Around the back of the Cute there’s an unusual 70mm fan vent, a single expansion slot which is taken up by the TV tuner, and a fairly generous selection of connectivity courtesy of the J&W 780 Mini-ITX AM2+ motherboard. This consists of a PS2 mouse connector, Gigabit Ethernet port, six USB connectors and an eSATA port, video outputs in the form of VGA, DVI and HDMI, and both digital (co-axial and optical) and analogue audio outputs for a variety of 7.1 surround sound options – certainly no complaints here.
Undoing three cross-head screws gives you access to the chassis. Surprisingly it is quite roomy inside, leaving the single 16x PCI Express slot (which can take a discrete video card as long as it’s not full-length, full-height or double-slot), CPU and RAM within easy reach.

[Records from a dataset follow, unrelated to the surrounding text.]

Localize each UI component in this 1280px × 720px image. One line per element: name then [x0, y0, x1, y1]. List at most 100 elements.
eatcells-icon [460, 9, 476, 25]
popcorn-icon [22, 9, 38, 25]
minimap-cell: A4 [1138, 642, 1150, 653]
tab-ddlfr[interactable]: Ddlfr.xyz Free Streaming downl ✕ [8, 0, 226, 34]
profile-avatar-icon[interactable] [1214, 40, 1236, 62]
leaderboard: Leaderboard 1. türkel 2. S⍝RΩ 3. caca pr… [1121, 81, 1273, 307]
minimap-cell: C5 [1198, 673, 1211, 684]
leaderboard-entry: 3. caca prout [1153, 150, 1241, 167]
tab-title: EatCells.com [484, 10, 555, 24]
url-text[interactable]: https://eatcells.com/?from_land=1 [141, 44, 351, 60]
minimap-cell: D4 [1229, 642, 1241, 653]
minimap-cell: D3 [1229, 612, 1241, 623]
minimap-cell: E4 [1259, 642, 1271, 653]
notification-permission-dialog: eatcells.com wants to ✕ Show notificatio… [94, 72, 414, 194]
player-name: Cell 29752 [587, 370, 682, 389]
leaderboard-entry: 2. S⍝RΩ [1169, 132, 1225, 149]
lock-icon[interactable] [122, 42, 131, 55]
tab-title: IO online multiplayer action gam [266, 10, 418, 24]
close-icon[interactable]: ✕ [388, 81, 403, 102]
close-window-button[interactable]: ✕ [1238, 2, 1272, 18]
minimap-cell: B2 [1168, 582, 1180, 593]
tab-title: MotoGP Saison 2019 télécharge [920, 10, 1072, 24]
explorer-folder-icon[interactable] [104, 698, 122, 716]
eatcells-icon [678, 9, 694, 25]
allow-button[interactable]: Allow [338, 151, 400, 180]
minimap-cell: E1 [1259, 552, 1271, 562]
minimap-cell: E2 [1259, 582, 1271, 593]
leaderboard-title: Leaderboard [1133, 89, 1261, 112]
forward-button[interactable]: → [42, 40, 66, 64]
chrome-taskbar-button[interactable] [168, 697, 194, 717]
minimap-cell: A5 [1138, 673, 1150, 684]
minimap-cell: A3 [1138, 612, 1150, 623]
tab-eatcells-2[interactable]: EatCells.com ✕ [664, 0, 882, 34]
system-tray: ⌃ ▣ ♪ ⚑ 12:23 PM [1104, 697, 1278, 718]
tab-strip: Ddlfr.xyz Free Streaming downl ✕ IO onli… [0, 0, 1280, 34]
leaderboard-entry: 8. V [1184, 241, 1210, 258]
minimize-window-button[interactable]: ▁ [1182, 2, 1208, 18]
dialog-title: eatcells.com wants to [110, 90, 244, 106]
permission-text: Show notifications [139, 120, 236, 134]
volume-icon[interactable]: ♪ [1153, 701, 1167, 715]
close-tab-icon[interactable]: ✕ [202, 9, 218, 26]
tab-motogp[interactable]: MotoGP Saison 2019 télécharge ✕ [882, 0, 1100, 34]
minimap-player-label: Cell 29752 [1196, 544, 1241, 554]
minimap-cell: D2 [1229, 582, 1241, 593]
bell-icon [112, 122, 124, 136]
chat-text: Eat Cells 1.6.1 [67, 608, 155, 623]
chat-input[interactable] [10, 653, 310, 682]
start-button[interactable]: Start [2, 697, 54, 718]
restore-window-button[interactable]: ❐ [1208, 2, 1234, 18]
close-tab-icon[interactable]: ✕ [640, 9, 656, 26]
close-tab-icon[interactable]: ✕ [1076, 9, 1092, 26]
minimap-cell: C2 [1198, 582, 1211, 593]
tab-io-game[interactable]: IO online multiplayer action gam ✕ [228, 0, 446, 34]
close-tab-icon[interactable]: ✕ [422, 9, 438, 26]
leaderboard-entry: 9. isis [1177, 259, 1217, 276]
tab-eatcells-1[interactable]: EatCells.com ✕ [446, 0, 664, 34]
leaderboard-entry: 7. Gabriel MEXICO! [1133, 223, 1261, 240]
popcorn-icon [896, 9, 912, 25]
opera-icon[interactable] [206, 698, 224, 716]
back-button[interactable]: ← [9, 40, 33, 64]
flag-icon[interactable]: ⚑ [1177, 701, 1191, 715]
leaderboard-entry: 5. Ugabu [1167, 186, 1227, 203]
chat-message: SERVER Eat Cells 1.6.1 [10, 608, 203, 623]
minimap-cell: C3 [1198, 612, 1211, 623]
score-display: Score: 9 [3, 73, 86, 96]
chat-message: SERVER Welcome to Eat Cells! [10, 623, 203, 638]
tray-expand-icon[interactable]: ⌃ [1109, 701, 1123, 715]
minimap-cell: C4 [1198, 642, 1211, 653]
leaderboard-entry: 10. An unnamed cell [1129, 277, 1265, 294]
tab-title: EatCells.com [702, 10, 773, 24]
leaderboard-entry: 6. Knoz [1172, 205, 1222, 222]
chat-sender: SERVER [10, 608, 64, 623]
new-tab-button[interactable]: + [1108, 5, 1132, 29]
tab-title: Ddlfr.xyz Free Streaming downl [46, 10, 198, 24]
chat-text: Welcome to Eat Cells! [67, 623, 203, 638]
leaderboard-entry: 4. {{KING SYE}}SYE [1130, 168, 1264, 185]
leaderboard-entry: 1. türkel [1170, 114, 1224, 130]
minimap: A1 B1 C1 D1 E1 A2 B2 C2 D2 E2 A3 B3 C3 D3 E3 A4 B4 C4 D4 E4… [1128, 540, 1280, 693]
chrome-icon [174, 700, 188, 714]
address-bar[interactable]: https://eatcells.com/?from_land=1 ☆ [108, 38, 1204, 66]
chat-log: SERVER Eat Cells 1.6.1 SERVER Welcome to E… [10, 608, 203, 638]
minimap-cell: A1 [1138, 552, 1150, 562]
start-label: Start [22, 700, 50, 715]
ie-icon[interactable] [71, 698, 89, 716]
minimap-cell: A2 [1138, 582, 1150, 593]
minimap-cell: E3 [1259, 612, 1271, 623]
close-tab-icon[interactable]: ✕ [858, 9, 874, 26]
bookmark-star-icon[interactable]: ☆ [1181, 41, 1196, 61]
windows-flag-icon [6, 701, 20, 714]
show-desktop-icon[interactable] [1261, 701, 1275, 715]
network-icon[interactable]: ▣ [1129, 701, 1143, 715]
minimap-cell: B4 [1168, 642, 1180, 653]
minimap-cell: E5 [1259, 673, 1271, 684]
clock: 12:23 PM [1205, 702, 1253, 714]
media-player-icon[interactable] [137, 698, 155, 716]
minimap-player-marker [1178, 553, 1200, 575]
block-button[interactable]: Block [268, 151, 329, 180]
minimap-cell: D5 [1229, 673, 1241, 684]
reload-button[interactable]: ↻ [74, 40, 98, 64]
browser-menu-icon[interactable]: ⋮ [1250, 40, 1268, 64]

On the topic of RAM, it’s well worth going for the 4GB upgrade when you buy as the Cute’s motherboard uses more expensive laptop memory, and in the 2GB configuration both slots are filled leaving no room to upgrade.
The case allows for reasonably good airflow, but unfortunately its unbranded 70mm cooling fan isn’t exactly quiet and though never acutely annoying, the Cute can get noisy during use. It’s a great shame as this single factor will probably dissuade many from choosing Mesh’s compact and affordable system as a Home Theatre PC (HTPC).
The small fan is even more puzzling when you consider that there’s plenty of room to install a bigger one, so those who aren’t afraid to get creative with a dremel can alleviate the issue – not that the Akasa CPU fan and tiny motherboard cooling fan aren’t somewhat on the loud side too, despite the temperature inside the case staying nice and cool even when under load.
Examining the PC’s specifications in more detail, Cutes come with an AMD Athlon II X2 215 dual-core CPU as standard, which runs at 2.7GHz and sports 1MB of cache. This can be upgraded to a 3.1GHz Phenom II 550 Black Edition with 7MB of cache, though only in models that don’t allow discrete graphics. As is, the 215 gives more than enough performance for anything the rest of the system can handle.
A 320GB drive takes care of storage, which again can be upgraded all the way up to a 1TB model on Mesh’s website for £30. The Blu-ray reader is a Lite-On model that won’t handle HD-DVD (as many such drives do), though of course it will write to DVD. Both the optical drive and hard drive are standard desktop models, and therefore easy to replace.